Bertrand, who lives in Annapolis,
Maryland, has been a professional sailor for 25 years,
competing and conducting business at the top levels of the sport of sailing. He has won world
championships in five classes from one-man Lasers to
80-foot ocean races but the two he savors most are his world championship
victories in the Laser and Finn singlehanders. He won
his Olympic Silver Medal in the 1984 Games in Los Angeles,
beaten only by New Zealander Russell Coutts who took
the Gold and went to win the America’s Cup.
A sailor since the age of six, when he learned in El Toro
dinghies on San Francisco Bay, Bertrand moved on from the
Olympics and the America’s Cup to ocean racing. In
the forefront of innovation, he oversaw the construction
and campaign of the 75-foot ocean racer Windquest, the first
“modern” IMS maxi yacht, a concept that was
later adopted for the Class A Maxi fleet. In a separate
major project, Bertrand led the development of the One Design
48 Class. This was the first big boat class that emphasized
the sailing skills of skippers and crews instead of seeking
gains through design and manipulating rating rules.

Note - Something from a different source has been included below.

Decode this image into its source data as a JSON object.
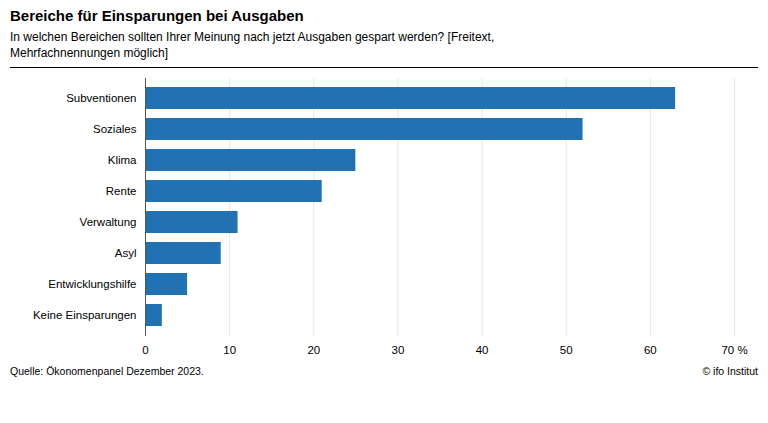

As project manager and skipper for owner Robert McNeil’s
Zephyrus campaigns, he headed the crew aboard the 75-foot
Zephyrus IV that shattered the Cape Town to Rio de Janeiro
Race record by almost two days in 2000 and later broke the
Middle Sea Race record in the Mediterranean. Bertrand’s
most recent project, the water-ballasted 86-foot Zephyrus
V has logged three first-to-finish victories since her launching
in May, 2002. In January, 2003, Zephyrus V broke the 32-year-old
Pineapple Cup Record for the bluewater passage from Fort
Lauderdale, Florida to Montego Bay, Jamaica.